The Titanic leaves Southampton, England on her maiden voyage to New York City, April 10, 1912. File photo.
If there wasn’t a massive tome about the Titanic on my dad’s bedside table, then he was watching a PBS documentary on the subject. He loved to relate the details of the voyage that he learned about, as if he had been a passenger himself. I think it was like a fantasy world he delved into, long before his mind was ever crippled by dementia.
And how do I know that my dad didn’t retreat to a fantasy world just like that once the dementia did take hold. Maybe the real world increasingly became an irritating distraction to this alternative world he was slipping into. If so, I hope it was all champagne and caviar and song and dance, with no icebergs in sight.
As I write this, part of my dad’s ashes are soaring across the pond, headed to Belfast, Northern Ireland. He never made it back for a final trip to his homeland, so this will have to suffice.
Dad with his sister and nephew in Ireland, circa late 1960's.
His last trip back to Ireland was well before I was born. He was recuperating from a life-threatening illness. It was the last time he saw his mother alive and I know he was happy he made the trip back for that reason alone. I’m sure he talked about this trip in detail many times as I was growing up, but the specifics are hazy for me now. I wish I could remember more details, where he went, who he visited and what he thought of his homeland after he had spent time living in New York City and Los Angeles.
He always talked about going home when I was growing up, but he never made it back. He hated flying, and the expense of the trip was daunting.
I did find this photograph of my dad as an adult in Ireland, standing along the coast, with his sister and her young son. He looks happy, confident and at home. I hope he feels that way now.
Yesterday was a dreary, rainy day, so I put on my ‘Three Stooges’ hoodie as I headed to work. It was the first time I’d worn it to work since I had received that fateful phone call from mom during the middle of my shift, telling me through tears that my father had died. So I couldn’t help but think about dad and how “The Three Stooges” was another bonding moment for us, much like those college bowl games were, but this bond was deeper and longer-lasting.
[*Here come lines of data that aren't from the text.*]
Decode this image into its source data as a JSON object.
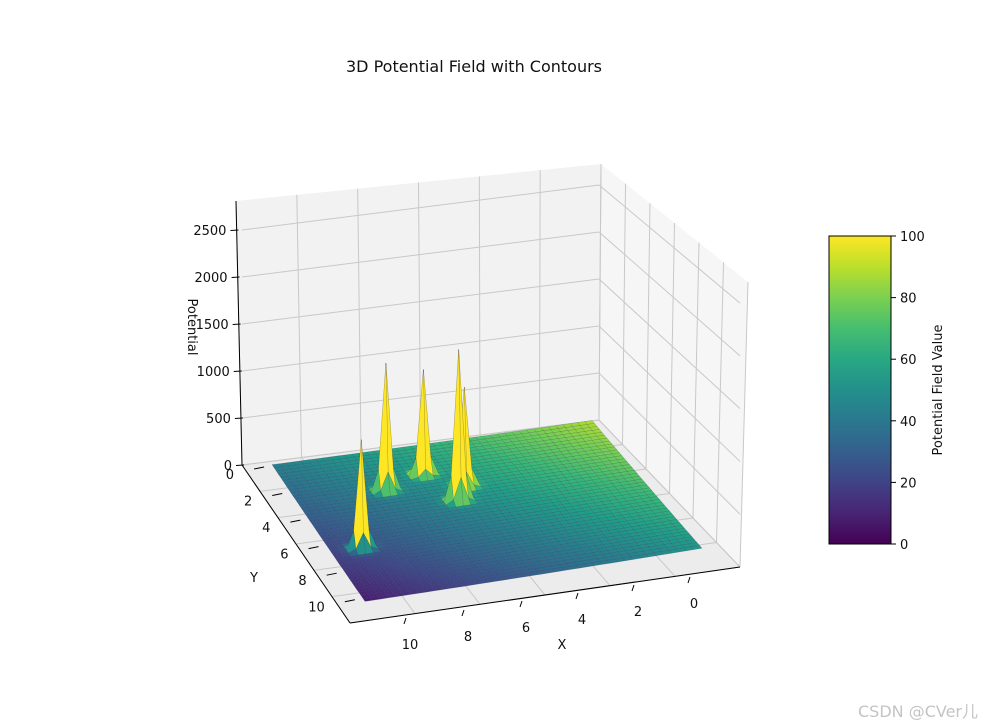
{
  "chart_data": {
    "type": "surface3d",
    "title": "3D Potential Field with Contours",
    "xlabel": "X",
    "ylabel": "Y",
    "zlabel": "Potential",
    "xlim": [
      0,
      11
    ],
    "ylim": [
      0,
      11
    ],
    "zlim": [
      0,
      2700
    ],
    "x_ticks": [
      0,
      2,
      4,
      6,
      8,
      10
    ],
    "y_ticks": [
      0,
      2,
      4,
      6,
      8,
      10
    ],
    "z_ticks": [
      0,
      500,
      1000,
      1500,
      2000,
      2500
    ],
    "colormap": "viridis",
    "colorbar": {
      "label": "Potential Field Value",
      "range": [
        0,
        100
      ],
      "ticks": [
        0,
        20,
        40,
        60,
        80,
        100
      ]
    },
    "surface": {
      "base_description": "attractive potential increasing with distance from goal near x=11, y=11",
      "peaks": [
        {
          "x": 6.5,
          "y": 2.2,
          "height": 1200
        },
        {
          "x": 5.5,
          "y": 3.5,
          "height": 1050
        },
        {
          "x": 6.0,
          "y": 4.5,
          "height": 1600
        },
        {
          "x": 8.0,
          "y": 3.0,
          "height": 1350
        },
        {
          "x": 10.0,
          "y": 7.0,
          "height": 1150
        }
      ]
    }
  },
  "watermark": "CSDN @CVer儿"
}
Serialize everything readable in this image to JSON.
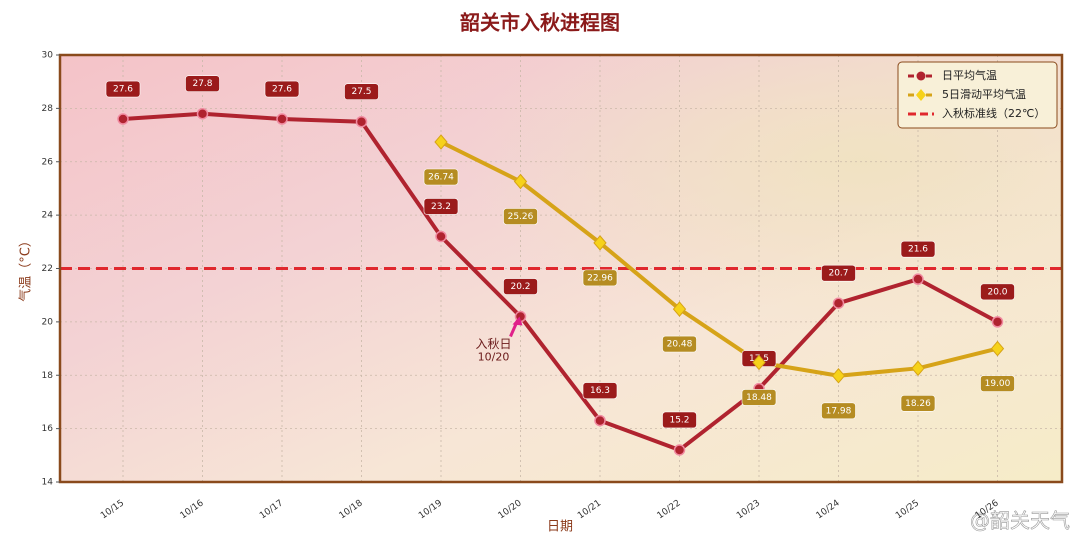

Every Sunday afternoon, “The Three Stooges” would air shorts for an hour on a local network affiliate in L.A. It just so happened that it was the time my dad would sit down for a cup of coffee before heading out to church. I don’t remember how it started, all I remember is that for years, watching “The Three Stooges” together was a Sunday ritual that had more meaning to me than any church service.
As a kid, I enjoyed the zany hijinks of Moe, Larry and Curly. They are like children who never grew up. For dad, they held a key to a bittersweet time in his childhood. Having been born and raised in Belfast, Northern Ireland, he was subjected to the aerial bombings delivered by the Nazis before he was a teenager. He remembered running to the bomb shelter with his family. And in between the fear of another bombing and the fear of another lashing across the hands from the ruler in Sister Mary’s iron fist, he and his school pals would escape their miserable childhood by going to the movie theatre. There, they would watch all of the movies that we consider American classics today. But each film would start with a ‘Three Stooges’ short, and I think that may have been the kids’ favorite part.
My love of the Stooges has not dissipated as I have become an adult, if anything, I appreciate their comedic talent more than ever. I’ve been watching the shorts over the past couple of months, as dad declined and passed away, and they offered me much needed levity and made me feel close to my father. Maybe dad is enjoying a few good “nyuk, nyuk, nyuks” and pies to the face with the Stooges wherever he is now.